A Greener Way to Travel
Greenways are among the most scenic types of transportation infrastructure features, passing through natural spaces as they connect neighborhoods, parks, commercial corridors, and other community amenities. Popular with commuters and runners, cyclists, and pedestrians alike, greenways bring together people from all socioeconomic backgrounds, providing access to scenic beauty as well as transportation and recreation benefits.
While there is no single set of criteria for defining a greenway, greenways are typically designed with pedestrians and cyclists in mind and are generally located in undisturbed or reclaimed natural settings. They are found in urban, suburban, and rural settings and may also connect communities across these environments. They are forms of transportation infrastructure, but they also serve as parks, open spaces, and natural habitats, where people can enjoy scenic beauty while exercising or traveling from place to place.
Greenways enhance community values and increase the economic value of the neighboring property. They attract new business development, sparking higher tax revenues and job creation.
Examples of Greenway Programs
Historic scenic park systems and greenways such as those in Buffalo (Martin Luther King, Jr. Park), Milwaukee (Lake Park), and Louisville (26-mile Olmsted Park System) consist of entire systems of parks and interconnecting parkways that link neighborhoods to green spaces.
Contemporary examples of such large-scale scenic greenways include the 175-mile Long Island Greenway, the 33-mile Atlanta Beltline, the High Line in New York City, Cherry Creek in Denver, and the Katy Trail in Dallas. At the state level, Tennessee’s Greenways and Trails program offers a compelling model, while the Great Rivers Greenway in St. Louis offers a key example for promoting greenways to other city governments.
Creating or improving greenways also offers opportunities to upgrade the built environment of a community through substantial infrastructure investments. Greenways-related projects can take many forms, and one key example is provided by the $5.6-million Inlet Beach Underpass in Walton County, Florida. The project was led by Scenic America’s Scenic Walton chapter, with support from Walton County commissioners, the Florida Department of Transportation, and the Walton County Tourist Development Council. Features of the multimodal project include a new right turn lane, enhanced pedestrian crosswalks and sidewalks, lighted access points, and new landscaping in the surrounding area.

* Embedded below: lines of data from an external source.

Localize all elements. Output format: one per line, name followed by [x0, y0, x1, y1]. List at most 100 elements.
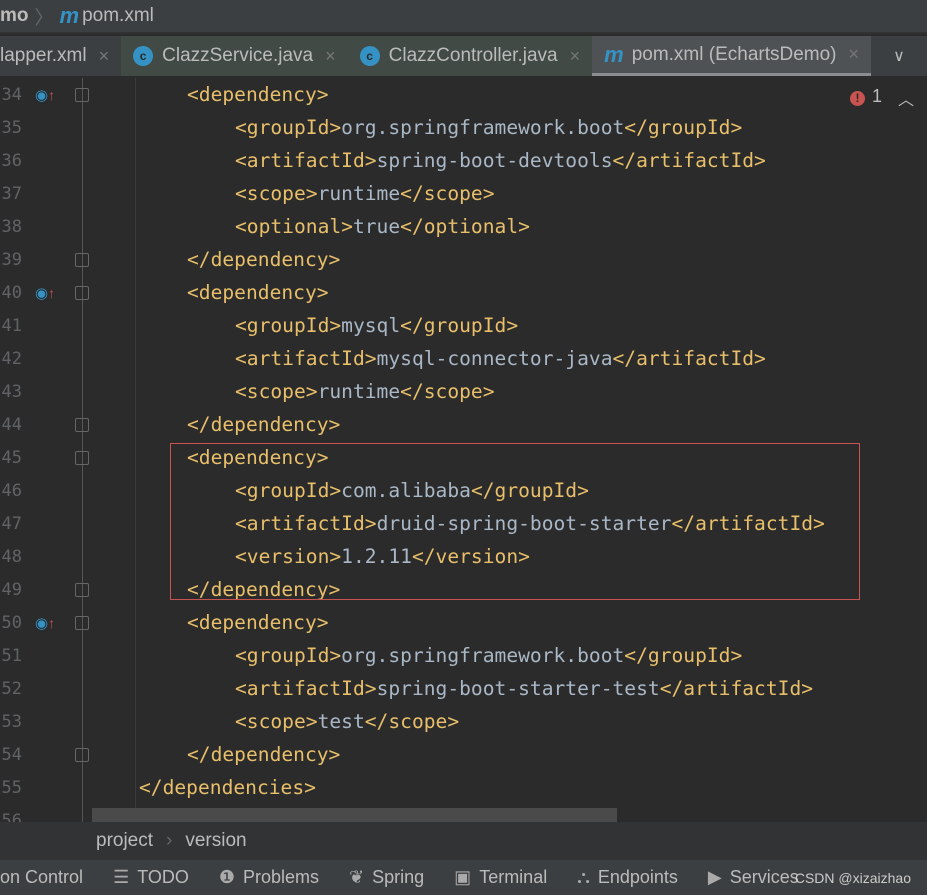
tab-1[interactable]: c ClazzService.java ×	[121, 36, 348, 76]
close-icon[interactable]: ×	[99, 46, 110, 67]
breadcrumb-file[interactable]: pom.xml	[82, 5, 154, 27]
crumb-project[interactable]: project	[96, 830, 153, 852]
code-text: <optional>true</optional>	[235, 215, 530, 238]
tool-window-bar: on Control ☰ TODO ❶ Problems ❦ Spring ▣ Terminal…	[0, 860, 927, 895]
fold-icon[interactable]	[75, 615, 89, 630]
chevron-up-icon[interactable]: ︿	[898, 86, 914, 110]
watermark: CSDN @xizaizhao	[794, 870, 911, 886]
code-line: 38 <optional>true</optional>	[0, 210, 927, 243]
fold-icon[interactable]	[75, 285, 89, 300]
tab-3[interactable]: m pom.xml (EchartsDemo) ×	[592, 36, 872, 76]
structure-breadcrumb: project › version	[0, 822, 927, 860]
code-line: 40 ◉↑ <dependency>	[0, 276, 927, 309]
chevron-down-icon[interactable]: ∨	[871, 36, 927, 76]
fold-icon[interactable]	[75, 747, 89, 762]
maven-m-icon: m	[59, 3, 80, 28]
services-icon: ▶	[707, 867, 722, 887]
line-number: 55	[1, 777, 22, 798]
maven-m-icon: m	[604, 41, 624, 67]
code-line: 41 <groupId>mysql</groupId>	[0, 309, 927, 342]
code-text: <artifactId>mysql-connector-java</artifa…	[235, 347, 766, 370]
code-line: 36 <artifactId>spring-boot-devtools</arti…	[0, 144, 927, 177]
tool-label: Services	[729, 867, 799, 887]
line-number: 43	[1, 381, 22, 402]
tab-0[interactable]: lapper.xml ×	[0, 36, 122, 76]
code-text: <scope>runtime</scope>	[235, 380, 495, 403]
code-line: 44 </dependency>	[0, 408, 927, 441]
tool-window-0[interactable]: on Control	[0, 867, 83, 888]
code-text: <groupId>org.springframework.boot</group…	[235, 116, 743, 139]
fold-icon[interactable]	[75, 450, 89, 465]
code-text: <groupId>mysql</groupId>	[235, 314, 519, 337]
chevron-right-icon: 〉	[34, 7, 54, 29]
code-line: 52 <artifactId>spring-boot-starter-test</…	[0, 672, 927, 705]
override-marker-icon[interactable]: ◉↑	[35, 284, 55, 302]
line-number: 53	[1, 711, 22, 732]
line-number: 48	[1, 546, 22, 567]
tool-label: Endpoints	[597, 867, 678, 887]
code-line: 50 ◉↑ <dependency>	[0, 606, 927, 639]
code-line: 51 <groupId>org.springframework.boot</gro…	[0, 639, 927, 672]
tool-window-1[interactable]: ☰ TODO	[113, 867, 189, 888]
code-text: <scope>runtime</scope>	[235, 182, 495, 205]
highlight-box	[170, 443, 860, 600]
line-number: 41	[1, 315, 22, 336]
code-text: </dependency>	[187, 743, 341, 766]
line-number: 34	[1, 84, 22, 105]
fold-icon[interactable]	[75, 87, 89, 102]
close-icon[interactable]: ×	[570, 46, 581, 67]
code-line: 54 </dependency>	[0, 738, 927, 771]
line-number: 44	[1, 414, 22, 435]
code-text: <groupId>org.springframework.boot</group…	[235, 644, 743, 667]
spring-leaf-icon: ❦	[349, 867, 365, 887]
override-marker-icon[interactable]: ◉↑	[35, 86, 55, 104]
code-text: <scope>test</scope>	[235, 710, 460, 733]
code-line: 43 <scope>runtime</scope>	[0, 375, 927, 408]
override-marker-icon[interactable]: ◉↑	[35, 614, 55, 632]
code-text: </dependencies>	[139, 776, 316, 799]
fold-icon[interactable]	[75, 417, 89, 432]
class-icon: c	[133, 46, 154, 66]
line-number: 40	[1, 282, 22, 303]
line-number: 42	[1, 348, 22, 369]
line-number: 49	[1, 579, 22, 600]
fold-icon[interactable]	[75, 252, 89, 267]
problems-icon: ❶	[218, 867, 236, 887]
list-icon: ☰	[113, 867, 130, 887]
line-number: 38	[1, 216, 22, 237]
code-text: <artifactId>spring-boot-starter-test</ar…	[235, 677, 814, 700]
line-number: 46	[1, 480, 22, 501]
line-number: 35	[1, 117, 22, 138]
navigation-bar: mo 〉 m pom.xml	[0, 0, 927, 34]
breadcrumb-project[interactable]: mo	[0, 5, 29, 27]
code-line: 39 </dependency>	[0, 243, 927, 276]
code-editor[interactable]: 34 ◉↑ <dependency> 35 <groupId>org.springfra…	[0, 78, 927, 822]
tool-window-3[interactable]: ❦ Spring	[349, 867, 424, 888]
code-line: 55 </dependencies>	[0, 771, 927, 804]
class-icon: c	[359, 46, 380, 66]
code-text: <artifactId>spring-boot-devtools</artifa…	[235, 149, 766, 172]
tool-window-5[interactable]: ⛬ Endpoints	[577, 867, 678, 888]
crumb-version[interactable]: version	[185, 830, 246, 852]
code-line: 37 <scope>runtime</scope>	[0, 177, 927, 210]
tab-label: lapper.xml	[0, 45, 87, 66]
tool-window-4[interactable]: ▣ Terminal	[454, 867, 547, 888]
close-icon[interactable]: ×	[325, 46, 336, 67]
code-text: <dependency>	[187, 281, 329, 304]
tool-label: Spring	[372, 867, 425, 887]
tool-window-6[interactable]: ▶ Services	[708, 867, 799, 888]
tab-2[interactable]: c ClazzController.java ×	[347, 36, 593, 76]
fold-icon[interactable]	[75, 582, 89, 597]
tool-window-2[interactable]: ❶ Problems	[219, 867, 319, 888]
code-text: </dependency>	[187, 248, 341, 271]
line-number: 39	[1, 249, 22, 270]
line-number: 47	[1, 513, 22, 534]
tool-label: Problems	[243, 867, 320, 887]
editor-tabs: lapper.xml × c ClazzService.java × c ClazzCont…	[0, 36, 927, 76]
tool-label: on Control	[0, 867, 84, 887]
tab-label: pom.xml (EchartsDemo)	[631, 43, 837, 65]
horizontal-scrollbar[interactable]	[92, 808, 617, 822]
line-number: 50	[1, 612, 22, 633]
error-indicator[interactable]: ! 1	[850, 86, 882, 107]
close-icon[interactable]: ×	[849, 44, 860, 65]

It was also located along the route for the 30A National Scenic Byway, so scenic values had to shape the entire decision-making process. In addition to creating a more aesthetically pleasing intersection, the underpass also makes the navigation of this high-traffic area safer for cyclists and pedestrians. Projects like this can serve models for greenway developments that promote many aspects of beautification and scenic conservation.
Disused and refurbished railway corridors frequently serve as greenways, and private organizations such as the Rails-to-Trails Conservancy actively support the creation of these assets.
The East Coast Greenway Alliance not only supports the extensive East Coast Greenway, which links 450 communities across 15 states, it also offers a comprehensive design guide for creating new greenways.
The National Recreation Trail program, cosponsored by the National Park Service, U.S. Forest Service, and American Trails, designates federally recognized trails with the intention, among others, of providing recreation access to rural and urban communities. Trails on federal, state, or local land are eligible for this program.
Another example, the Rivers, Trails, and Conservation Assistance Program, provides technical assistance and NPS’s guidance in identifying funding strategies for a variety of projects including greenways. This program helped create the Naugatuck River Greenway in Connecticut, which was eligible for funding from Surface Transportation Block Grants, the FHWA’s Transportation Alternatives Program, and other federal, as well as state, sources.
The FHWA’s version of the Recreational Trails Program provides funds to states to develop and maintain recreational trails and trail-related facilities for both nonmotorized and motorized recreational trail uses. This program has included greenway-style trails throughout the U.S., such as the Potomac Heritage National Scenic Trail in Maryland.